Insurance companies, huge tax firms, funeral homes, even large pest control companies are raincoat clients. They do business no matter the economic weather. People need to be insured in every economy, the tax man comes annually recession or not, termites don’t knock off during economic downturns, and people keep dying in good times and bad.
This is more a matter of degree than kind. In other words, companies are more or less affected by the economy. The point is this: The more accounts you can get that hold up in good and bad times the stronger your company.

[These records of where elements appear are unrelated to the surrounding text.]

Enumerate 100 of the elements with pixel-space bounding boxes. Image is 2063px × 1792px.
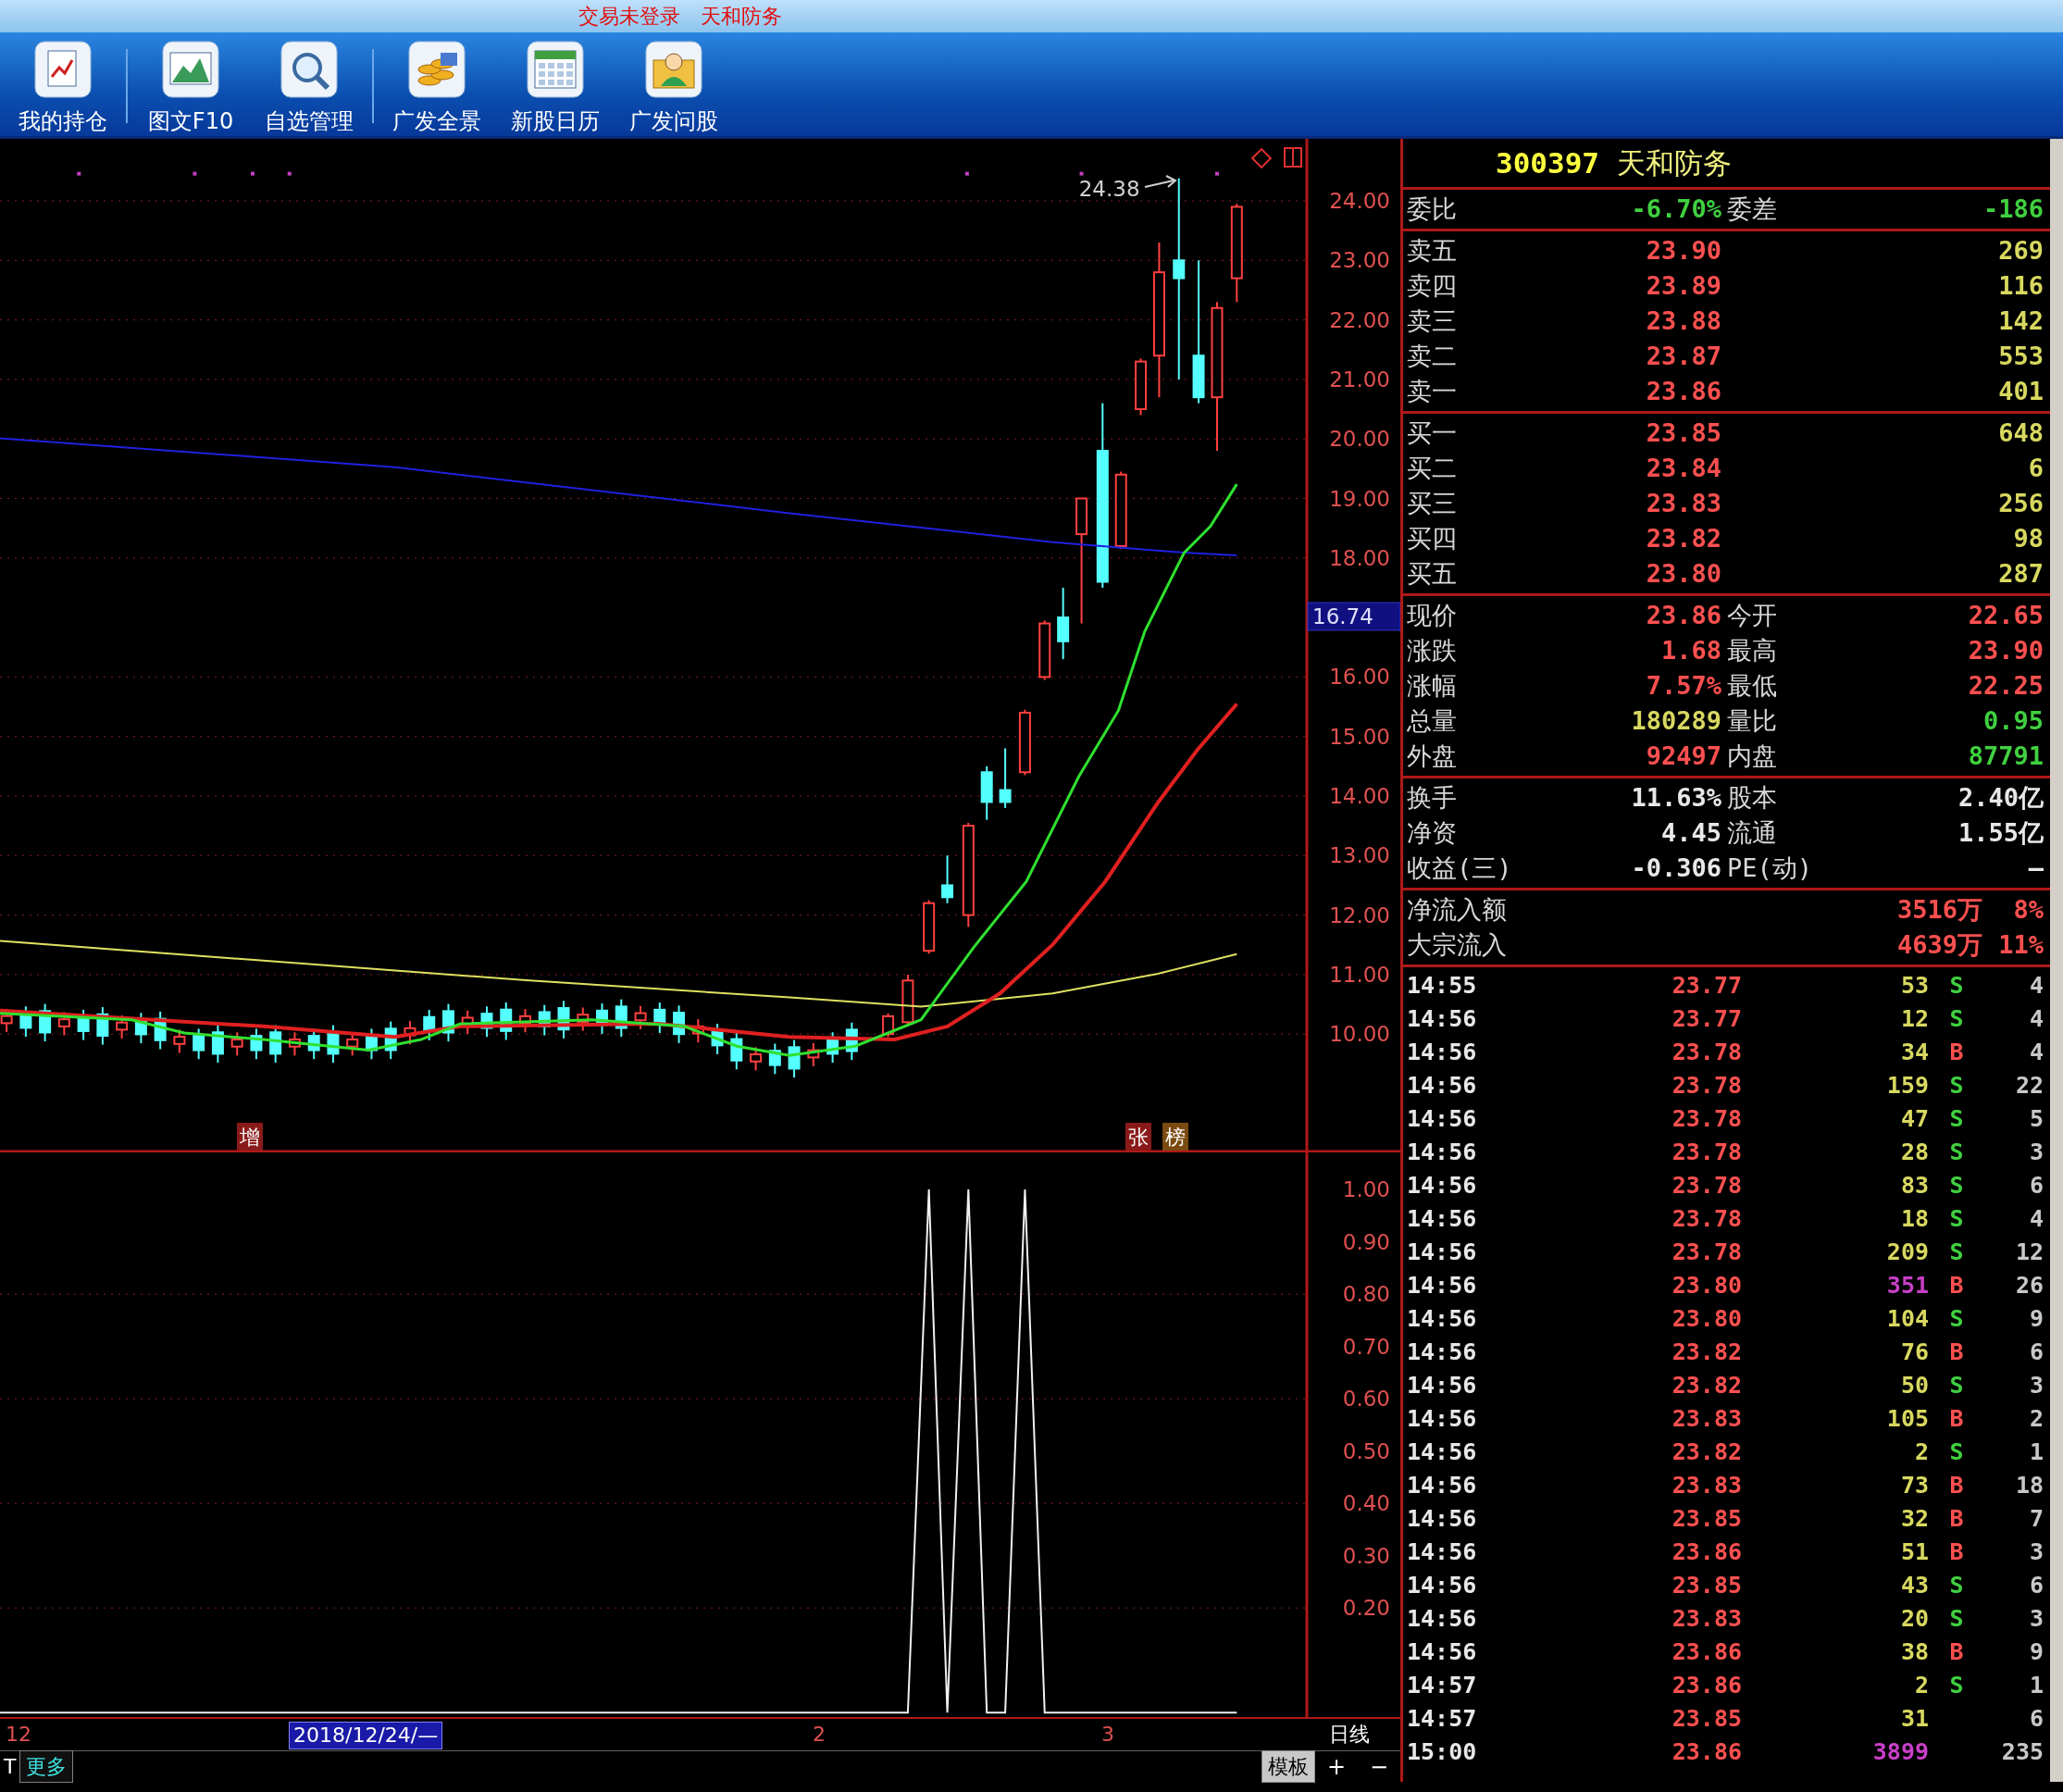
quote-value: 87791	[1967, 740, 2044, 772]
quote-value: 23.90	[1967, 635, 2044, 666]
quote-value: 23.82	[1645, 523, 1721, 554]
candle	[941, 854, 954, 904]
toolbar-button[interactable]: 广发全景	[378, 32, 496, 138]
tick-volume: 50	[1899, 1371, 1929, 1400]
candle	[923, 899, 936, 955]
tick-time: 14:56	[1407, 1437, 1478, 1467]
quote-value: 22.65	[1967, 600, 2044, 631]
quote-value: 2.40亿	[1957, 782, 2044, 814]
toolbar-button[interactable]: 广发问股	[615, 32, 733, 138]
tick-time: 14:56	[1407, 1338, 1478, 1367]
tick-price: 23.86	[1671, 1737, 1742, 1767]
trade-side: S	[1948, 1104, 1965, 1134]
tick-volume: 28	[1899, 1138, 1929, 1167]
candle	[653, 1002, 666, 1034]
tick-time: 14:56	[1407, 1537, 1478, 1567]
candle	[538, 1003, 551, 1037]
quote-label: 涨跌	[1407, 635, 1458, 666]
stock-code: 300397	[1496, 146, 1599, 180]
date-label: 3	[1100, 1722, 1115, 1748]
tick-volume: 32	[1899, 1504, 1929, 1534]
trade-side: B	[1948, 1038, 1965, 1067]
quote-value: 1.68	[1659, 635, 1721, 666]
zoom-in-button[interactable]: +	[1315, 1749, 1358, 1784]
trade-side: B	[1948, 1537, 1965, 1567]
tick-time: 15:00	[1407, 1737, 1478, 1767]
candle	[211, 1024, 224, 1064]
trade-side: S	[1948, 1171, 1965, 1201]
indicator-axis-label: 1.00	[1342, 1177, 1390, 1202]
candle	[193, 1027, 205, 1061]
chart-marker-badge: 增	[237, 1123, 263, 1151]
tick-count: 3	[2028, 1537, 2044, 1567]
tick-count: 3	[2028, 1138, 2044, 1167]
price-axis-label: 20.00	[1329, 427, 1390, 452]
tick-count: 6	[2028, 1571, 2044, 1600]
toolbar-button[interactable]: 我的持仓	[4, 32, 122, 138]
tick-volume: 47	[1899, 1104, 1929, 1134]
indicator-axis-label: 0.80	[1342, 1282, 1390, 1307]
tick-count: 2	[2028, 1404, 2044, 1434]
trade-side: B	[1948, 1271, 1965, 1300]
tick-price: 23.78	[1671, 1204, 1742, 1234]
quote-label: 卖五	[1407, 235, 1458, 267]
candle	[250, 1027, 263, 1061]
toolbar-button[interactable]: 新股日历	[496, 32, 615, 138]
trade-side: S	[1948, 1204, 1965, 1234]
quote-label: 卖四	[1407, 270, 1458, 302]
quote-value: 23.84	[1645, 453, 1721, 484]
tick-count: 6	[2028, 1704, 2044, 1734]
quote-value: 7.57%	[1645, 670, 1721, 702]
candle	[173, 1028, 186, 1054]
tick-count: 4	[2028, 1038, 2044, 1067]
tick-price: 23.83	[1671, 1604, 1742, 1634]
zoom-out-button[interactable]: −	[1358, 1749, 1400, 1784]
candle	[423, 1009, 436, 1041]
candle	[154, 1010, 167, 1051]
trade-side: B	[1948, 1637, 1965, 1667]
tick-count: 4	[2028, 1204, 2044, 1234]
candle	[711, 1023, 724, 1055]
tick-volume: 3899	[1871, 1737, 1929, 1767]
candle	[615, 998, 628, 1039]
quote-label: 涨幅	[1407, 670, 1458, 702]
quote-value: 648	[1997, 417, 2044, 449]
price-axis-label: 16.00	[1329, 665, 1390, 690]
quote-value: 23.86	[1645, 376, 1721, 407]
tick-volume: 76	[1899, 1338, 1929, 1367]
quote-label: 卖三	[1407, 305, 1458, 337]
person-icon	[644, 40, 703, 99]
quote-value: 269	[1997, 235, 2044, 267]
template-button[interactable]: 模板	[1261, 1750, 1315, 1783]
candle	[384, 1020, 397, 1061]
tick-volume: 2	[1913, 1437, 1929, 1467]
period-label[interactable]: 日线	[1325, 1722, 1373, 1748]
candle	[19, 1005, 32, 1039]
trade-side: S	[1948, 1071, 1965, 1101]
candle	[691, 1018, 704, 1044]
quote-value: 6	[2027, 453, 2044, 484]
tick-price: 23.82	[1671, 1437, 1742, 1467]
quote-label: 卖二	[1407, 341, 1458, 372]
quote-value: 1.55亿	[1957, 817, 2044, 849]
toolbar-button[interactable]: 图文F10	[131, 32, 250, 138]
tick-count: 26	[2014, 1271, 2044, 1300]
quote-label: 买三	[1407, 488, 1458, 519]
indicator-axis-label: 0.20	[1342, 1596, 1390, 1621]
tick-volume: 38	[1899, 1637, 1929, 1667]
date-label: 12	[5, 1722, 32, 1748]
tick-count: 9	[2028, 1637, 2044, 1667]
quote-label: 卖一	[1407, 376, 1458, 407]
bar-label: T	[3, 1754, 18, 1780]
leader-line	[1144, 175, 1177, 188]
tick-volume: 351	[1885, 1271, 1929, 1300]
quote-label: 委差	[1726, 193, 1778, 225]
quote-value: 23.80	[1645, 558, 1721, 590]
toolbar-button[interactable]: 自选管理	[250, 32, 368, 138]
quote-value: 4.45	[1659, 817, 1721, 849]
candle	[882, 1012, 895, 1039]
price-axis-label: 13.00	[1329, 843, 1390, 868]
tick-time: 14:56	[1407, 1404, 1478, 1434]
more-button[interactable]: 更多	[19, 1750, 74, 1783]
stock-name: 天和防务	[1616, 146, 1732, 180]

4. Goliath Is Not Your Friend
The broader the base the better. I once had an East Coast client, let’s call him Harry. He was swimming in wealth because he had a contract with a national company based in New York City. They placed the orders, he produced them, and the cash register sounded like the Mormon Tabernacle Choir.
Until that national Goliath opted to redo the contract. That’s right. Year after year, as Harry’s costs went up, Goliath wanted better pricing. Sound familiar? Of course it does. Harry wound up selling his company under duress.
The broader the base, and the less dependent on Goliaths the better.
5. Up, Down, or Sideways
Are sales increasing, stable, or decreasing? More particularly, how much are they increasing or decreasing or how long have they been flat-lining?
This is a complex issue. Sales may be driven the economic conditions, internal issues at the company, seasonality, or any of a variety of other factors. The point is this. Is the arrow pointing upward or at least straight out or not. If not, can this be turned around?
6. Instant Coffee
Believe it or not, coffee was not always instant and fast-food restaurants did not exist. We are less patient now—with everything. What does this have to do with the market value of a business? Just this. Smart valuators look at a business and ask themselves: Could a new owner walk in and run this business the day he or she took over? This involves the key personnel, the hardware store, and how well the operation is organized.
The closer the answer is to being truly turnkey, the better the business.
7. Do You Have Tenure?
Professors and U.S. Supreme Court justices are pretty much the only people in this country that get tenure—lifetime job security. Printers surely don’t. However, the older and more established the company the better.
This one doesn’t rank very high, because clients often could care less about how “Graybeard printing has been the printing needs of our metropolitan area for the last 14 billion years,” but it does speak to company visibility in the marketplace and, as such, merits note.
Remember, this is just a start, my friend. Every business is unique and so one size doesn’t fit all. Moreover, there a variety of multipliers used to arrive at a dollars and cents value of a company. These change regularly and are affected by region, type of company, the economy, whatever. This grid, however, is pretty solid. Six of the last seven businesses I valued drew buyer interest almost immediately because they did nicely on these seven steps.
Maybe your not even thinking of selling? So why should you care about this criteria? First, because you always want to have as marketable a business as possible should you need to put it up on the market. Also, as previously noted, it is the positive side of these steps that typifies companies that make money and will do so well into the future.